At the end of this episode, we’re left with many questions:  Is the governor truly transformed?  Will there be a showdown between Rick and the prison group?  If not, will the Governor enlist the help of Rick to watch over his new family?  If so, would Rick do it?  Or, will the real showdown be with Martinez?  Will the Governor, Lily, Tara and Meghan ultimately survive?  

Miscellaneous tidbits:

This episode was so well done that I didn’t really miss Rick and the prison.  The next episode looks like we still might not be seeing them, so we’ll have to see if this sustained departure from our main group works.  

The show continues to come up with new, gruesome ways to kill walkers.  This time the Governor didn’t even have a weapon other than his own two hands- well, unless you count the human femur.

We’re seeing a lot more child characters this season; maybe it means something regarding hope for the future.

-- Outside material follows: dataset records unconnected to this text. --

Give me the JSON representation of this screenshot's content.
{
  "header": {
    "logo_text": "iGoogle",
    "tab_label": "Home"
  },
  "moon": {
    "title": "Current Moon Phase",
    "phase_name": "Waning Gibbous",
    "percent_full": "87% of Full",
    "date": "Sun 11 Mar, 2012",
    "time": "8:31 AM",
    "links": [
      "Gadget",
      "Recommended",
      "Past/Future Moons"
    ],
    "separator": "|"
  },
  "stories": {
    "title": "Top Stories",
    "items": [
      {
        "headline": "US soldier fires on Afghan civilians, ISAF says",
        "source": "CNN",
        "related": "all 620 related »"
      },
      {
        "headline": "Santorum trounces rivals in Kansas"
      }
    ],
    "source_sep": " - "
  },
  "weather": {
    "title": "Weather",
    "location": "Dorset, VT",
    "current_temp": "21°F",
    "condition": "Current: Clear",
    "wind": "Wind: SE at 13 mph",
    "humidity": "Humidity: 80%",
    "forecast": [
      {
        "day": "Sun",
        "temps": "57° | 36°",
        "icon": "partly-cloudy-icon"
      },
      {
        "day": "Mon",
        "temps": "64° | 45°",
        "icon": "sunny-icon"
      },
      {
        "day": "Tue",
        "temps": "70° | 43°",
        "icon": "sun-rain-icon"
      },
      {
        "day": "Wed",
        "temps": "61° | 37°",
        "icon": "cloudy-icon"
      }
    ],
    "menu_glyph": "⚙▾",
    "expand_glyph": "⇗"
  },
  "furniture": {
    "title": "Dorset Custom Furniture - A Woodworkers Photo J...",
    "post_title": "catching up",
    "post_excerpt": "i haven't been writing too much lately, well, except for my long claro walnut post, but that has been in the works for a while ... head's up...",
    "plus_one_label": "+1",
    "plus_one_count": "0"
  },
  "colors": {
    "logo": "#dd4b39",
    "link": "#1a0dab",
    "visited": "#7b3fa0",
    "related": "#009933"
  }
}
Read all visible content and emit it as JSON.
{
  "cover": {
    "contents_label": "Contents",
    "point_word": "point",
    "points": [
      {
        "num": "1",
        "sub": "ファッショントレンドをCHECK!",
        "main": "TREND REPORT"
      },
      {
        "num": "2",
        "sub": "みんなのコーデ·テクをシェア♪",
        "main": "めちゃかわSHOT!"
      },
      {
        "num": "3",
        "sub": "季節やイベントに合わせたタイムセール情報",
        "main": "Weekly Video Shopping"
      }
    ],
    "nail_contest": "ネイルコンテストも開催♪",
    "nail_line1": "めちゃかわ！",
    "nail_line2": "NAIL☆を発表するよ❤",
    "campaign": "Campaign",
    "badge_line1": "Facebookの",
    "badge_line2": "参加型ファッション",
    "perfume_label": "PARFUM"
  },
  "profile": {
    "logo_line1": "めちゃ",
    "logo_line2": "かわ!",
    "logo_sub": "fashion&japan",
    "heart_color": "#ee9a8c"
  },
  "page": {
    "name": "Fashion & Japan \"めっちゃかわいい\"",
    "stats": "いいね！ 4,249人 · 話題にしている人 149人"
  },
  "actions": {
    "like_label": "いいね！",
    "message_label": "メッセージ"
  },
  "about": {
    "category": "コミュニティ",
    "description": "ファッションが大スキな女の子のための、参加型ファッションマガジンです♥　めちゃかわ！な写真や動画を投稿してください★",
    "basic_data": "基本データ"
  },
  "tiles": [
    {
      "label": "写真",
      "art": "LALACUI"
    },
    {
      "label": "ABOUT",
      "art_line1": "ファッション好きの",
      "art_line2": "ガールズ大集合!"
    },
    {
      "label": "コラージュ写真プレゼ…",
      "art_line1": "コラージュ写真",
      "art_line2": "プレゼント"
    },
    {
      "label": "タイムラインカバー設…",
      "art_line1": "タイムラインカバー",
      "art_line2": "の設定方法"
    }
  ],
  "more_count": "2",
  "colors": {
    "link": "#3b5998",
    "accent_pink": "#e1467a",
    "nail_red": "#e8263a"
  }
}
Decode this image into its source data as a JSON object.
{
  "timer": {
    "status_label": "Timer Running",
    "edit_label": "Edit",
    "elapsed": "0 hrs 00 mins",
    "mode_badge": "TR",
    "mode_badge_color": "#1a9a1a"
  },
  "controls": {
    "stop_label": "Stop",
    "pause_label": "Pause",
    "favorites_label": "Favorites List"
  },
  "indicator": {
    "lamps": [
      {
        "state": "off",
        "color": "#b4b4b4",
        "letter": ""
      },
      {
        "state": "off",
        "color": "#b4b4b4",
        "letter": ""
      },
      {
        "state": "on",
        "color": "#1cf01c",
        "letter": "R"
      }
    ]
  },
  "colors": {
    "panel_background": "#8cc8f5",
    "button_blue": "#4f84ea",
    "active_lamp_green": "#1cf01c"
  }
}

This episode was a complete surprise.  I was a bit skeptical last week of how they would pull off the Governor’s return, being that it seemed like that story was all played out, but the changes the character underwent made the Governor’s return captivating.  I’m anxiously awaiting how this all comes to a head.  I absolutely want the Governor to be redeemed.  The theme of redemption is often explored in this show – just look at Daryl and Merle (and even Rick).   Maybe the Governor’s crimes will come back to haunt him; knowing this show, they most likely will.  But for now, I’m enjoying watching “Brian” be protective over his new family, and I’m willing to gamble that the show may just choose the Governor’s story to depict the power of redemption.